If you’ve ever tried to tune a PID system, you have probably encountered equal parts overwhelming math and black magic folk wisdom. Or maybe you just let the autotune take over. If you really want to get some good intuition for motion control algorithms, PID included, nothing beats a little hands-on experimentation.

To get you started, [Clovis] wrote in with his budget propeller-based PID demo platform (Portuguese, translated shockingly well here).

The basic setup is a potentiometer glued to a barbecue skewer with a mini-quadcopter motor and rotor on the end of it. A microcontroller reads the voltage and PWMs the propeller through a MOSFET. The goal is to have the pendulum hover stably in midair, controlled by whatever algorithms you can dream up on the controller. [Clovis]’ video demonstrates on-off and PID control of the fan. Adding a few more potentiometers (one for P, I, and D?) would make hands-on tweaking even more interactive.

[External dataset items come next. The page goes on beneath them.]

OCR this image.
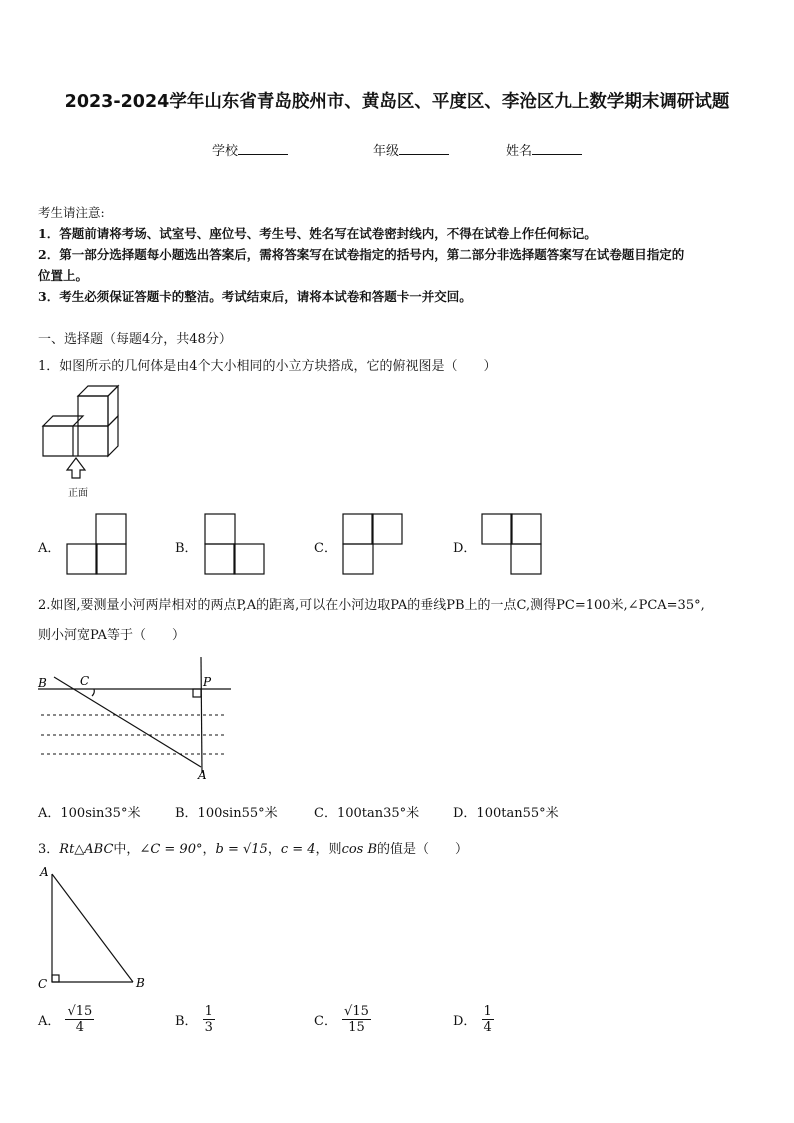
2023-2024学年山东省青岛胶州市、黄岛区、平度区、李沧区九上数学期末调研试题
学校	年级	姓名
考生请注意:
1．答题前请将考场、试室号、座位号、考生号、姓名写在试卷密封线内，不得在试卷上作任何标记。
2．第一部分选择题每小题选出答案后，需将答案写在试卷指定的括号内，第二部分非选择题答案写在试卷题目指定的
位置上。
3．考生必须保证答题卡的整洁。考试结束后，请将本试卷和答题卡一并交回。
一、选择题（每题4分，共48分）
1．如图所示的几何体是由4个大小相同的小立方块搭成，它的俯视图是（　　）
正面
A．	B．	C．	D．
2.如图,要测量小河两岸相对的两点P,A的距离,可以在小河边取PA的垂线PB上的一点C,测得PC=100米,∠PCA=35°,
则小河宽PA等于（　　）
B	C	P
A
A．100sin35°米	B．100sin55°米	C．100tan35°米	D．100tan55°米
3．Rt△ABC中，∠C = 90°，b = √15，c = 4，则cos B的值是（　　）
A
C	B
A． $\frac{√15}{4}$	B． $\frac{1}{3}$	C． $\frac{√15}{15}$	D． $\frac{1}{4}$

In all, it’s a system that will only set you back a few bucks, but can teach you more than you’d learn in a month in college. Chances are good that you’re not going to have exactly the same brand of sardine can on hand that he did, but some improvisation is called for here.

If you don’t know why you’d like to master open-loop closed-loop control algorithms, here’s one of the best advertisements that we’ve seen in a long time. But you don’t have to start out with hand-wound hundred-dollar motors, or precisely machined bits. As [Clovis] demonstrates, you can make do with a busted quadcopter and whatever you find in your kitchen.